Why?  Why do we fall into such marital defilement?  Jesus gave the answer when he was here on earth.  In Matthew 15, when dealing with the Pharisees’ tradition about the washing of hands, Jesus talked about the source of defilement.  Jesus told them that they acted like defilement started on the outside and worked its way into the inside of man.  But Jesus said it’s the other way around.  Jesus went through a list of sins in Matthew 15:19 that included both adultery and fornication.  And he said those evils come out of the heart of man and that’s what defiles a person.  And so, when today’s verse talks about how adultery and fornication defile the marriage bed, recognize how the defiling is happening.  It’s not that doing those sins will then defile your heart.  No, you do those sins because your heart is defiled, and that defilement is spilling over into people’s marriage beds.

For this command then to be given to the church, says that we need to reckon with the reality that born-again Christians still have struggles of the heart.  Yes, for the born again Christian there has been a real change inside them.  But until we go to be with the Lord in glory, we will still have struggles of the heart.  There yet remains some corruption in our hearts.  I don’t say this so that we just throw up our hands and say I guess we’ll have to accept in defeat that there will be such sexual sin among Christians.  God forbid!  Rather, we need to be reminded that Jesus not only exposed that this is a problem of the heart, but that Jesus came to solve our problems of the heart.  He is the Great Physician.  Yet, Jesus’ work of sanctifying hearts is something that is ongoing for the Christian life this side of glory.  So, we need to be reminded of this remaining corruption in our hearts to promote humility within us and be driven daily back to Jesus.  We need to be on guard thinking that we stand lest we fall.  Remember, pride comes before a fall. We need to be reminded today of the real temptation that is before Christians too, because our hearts are not yet perfected.  So, we can be watching and praying for help from above in the midst of these powerful temptations.

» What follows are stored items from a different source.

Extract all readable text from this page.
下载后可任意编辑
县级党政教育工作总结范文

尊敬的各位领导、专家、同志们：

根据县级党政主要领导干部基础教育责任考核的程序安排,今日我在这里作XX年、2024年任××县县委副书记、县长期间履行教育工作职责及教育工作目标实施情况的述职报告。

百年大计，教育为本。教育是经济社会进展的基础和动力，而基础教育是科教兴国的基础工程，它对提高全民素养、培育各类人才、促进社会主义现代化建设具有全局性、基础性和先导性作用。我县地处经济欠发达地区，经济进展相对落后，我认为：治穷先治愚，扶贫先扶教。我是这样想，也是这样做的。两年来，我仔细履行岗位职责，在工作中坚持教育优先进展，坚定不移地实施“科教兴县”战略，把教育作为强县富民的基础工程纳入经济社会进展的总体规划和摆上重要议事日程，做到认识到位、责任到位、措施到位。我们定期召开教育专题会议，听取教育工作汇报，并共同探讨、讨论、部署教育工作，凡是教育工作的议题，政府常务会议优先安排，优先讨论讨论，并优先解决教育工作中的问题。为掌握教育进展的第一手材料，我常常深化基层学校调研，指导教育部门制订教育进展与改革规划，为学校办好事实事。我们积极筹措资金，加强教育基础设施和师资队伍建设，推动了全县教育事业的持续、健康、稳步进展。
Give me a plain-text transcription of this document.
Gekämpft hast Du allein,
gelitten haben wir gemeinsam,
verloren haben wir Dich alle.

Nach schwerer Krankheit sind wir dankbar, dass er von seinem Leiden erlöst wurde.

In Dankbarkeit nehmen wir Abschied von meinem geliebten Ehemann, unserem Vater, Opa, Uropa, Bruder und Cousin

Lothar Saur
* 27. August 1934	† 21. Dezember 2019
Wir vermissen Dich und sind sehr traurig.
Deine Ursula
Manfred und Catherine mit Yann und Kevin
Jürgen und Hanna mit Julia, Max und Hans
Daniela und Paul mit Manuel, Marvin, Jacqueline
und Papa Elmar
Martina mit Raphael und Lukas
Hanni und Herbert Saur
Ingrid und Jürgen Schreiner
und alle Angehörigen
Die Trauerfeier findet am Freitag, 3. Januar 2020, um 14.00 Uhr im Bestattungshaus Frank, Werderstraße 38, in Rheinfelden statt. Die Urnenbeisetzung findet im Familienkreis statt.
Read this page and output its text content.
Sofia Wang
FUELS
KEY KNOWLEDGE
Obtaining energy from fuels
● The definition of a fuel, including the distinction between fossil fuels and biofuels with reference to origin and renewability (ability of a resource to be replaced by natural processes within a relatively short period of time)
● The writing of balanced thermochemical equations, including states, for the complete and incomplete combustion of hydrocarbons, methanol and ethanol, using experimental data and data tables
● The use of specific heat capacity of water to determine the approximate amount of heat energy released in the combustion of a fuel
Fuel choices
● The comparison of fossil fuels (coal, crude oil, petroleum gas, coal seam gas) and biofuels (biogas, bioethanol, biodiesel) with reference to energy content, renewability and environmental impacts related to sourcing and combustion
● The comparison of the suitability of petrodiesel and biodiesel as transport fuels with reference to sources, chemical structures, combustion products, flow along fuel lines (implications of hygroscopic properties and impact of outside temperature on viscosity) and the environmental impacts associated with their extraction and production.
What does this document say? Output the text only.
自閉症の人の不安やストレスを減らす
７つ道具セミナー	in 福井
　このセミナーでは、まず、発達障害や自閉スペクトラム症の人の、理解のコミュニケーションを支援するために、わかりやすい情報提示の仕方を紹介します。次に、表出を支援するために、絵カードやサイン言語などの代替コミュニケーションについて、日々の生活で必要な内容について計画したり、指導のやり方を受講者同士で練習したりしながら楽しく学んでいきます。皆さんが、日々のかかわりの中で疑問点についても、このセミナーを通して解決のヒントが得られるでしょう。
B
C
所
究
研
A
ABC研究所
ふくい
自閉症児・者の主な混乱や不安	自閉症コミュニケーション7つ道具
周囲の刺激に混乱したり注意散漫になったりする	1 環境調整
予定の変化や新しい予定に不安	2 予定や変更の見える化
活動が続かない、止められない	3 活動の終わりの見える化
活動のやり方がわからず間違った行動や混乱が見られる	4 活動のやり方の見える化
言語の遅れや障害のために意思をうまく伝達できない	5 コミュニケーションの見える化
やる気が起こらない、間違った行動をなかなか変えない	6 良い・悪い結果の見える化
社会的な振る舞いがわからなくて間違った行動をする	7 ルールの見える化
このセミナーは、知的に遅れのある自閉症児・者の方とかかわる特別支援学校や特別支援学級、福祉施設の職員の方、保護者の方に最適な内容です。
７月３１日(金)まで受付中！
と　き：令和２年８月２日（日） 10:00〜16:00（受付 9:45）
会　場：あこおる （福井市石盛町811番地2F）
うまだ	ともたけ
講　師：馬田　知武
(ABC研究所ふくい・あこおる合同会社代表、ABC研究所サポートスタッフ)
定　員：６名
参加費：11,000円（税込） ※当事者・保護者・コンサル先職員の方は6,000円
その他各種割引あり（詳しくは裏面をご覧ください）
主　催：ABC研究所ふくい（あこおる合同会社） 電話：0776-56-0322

These sins today against marriage illustrate the bigger point that the book of Hebrews has been making.  This is one example of the concern Hebrews keeps raising.  Hebrews has been telling us we need to continue in the faith from the heart (10:22).  The alternative is to harden our heart and turn away from faith in God (3:8, 12).  May we recognize the sinfulness of sin.  Sins against marriage are sins that start from the heart.  Instead of indulging them and feeding them, may we each day reaffirm that God’s ways are true, and good, and beautiful.  May we lament each day over those remaining sinful desires that we see in our hearts.  As we daily come to an honest recognition of the temptation of such sins, the remedy is to lean more into Jesus.  Trust in his grace more.  Repent more specifically. Look afresh to him for help.  Remember, we have his sympathy as the Great High Priest who was tempted in every sort of way that we are.  On this issue, may we especially pray for him to shape both our thoughts and our desires to see the value and beauty of the institution of marriage.  May that bend our wills more and more to seek the purity of ourselves and our fellow saints.

This then too is part of the Christian pilgrimage of faith.  We fight in faith against that old, hard-hearted man, looking forward to the day of Christ when finally that victory will be complete.  Let us go again now in prayer today for help on the way.  Amen.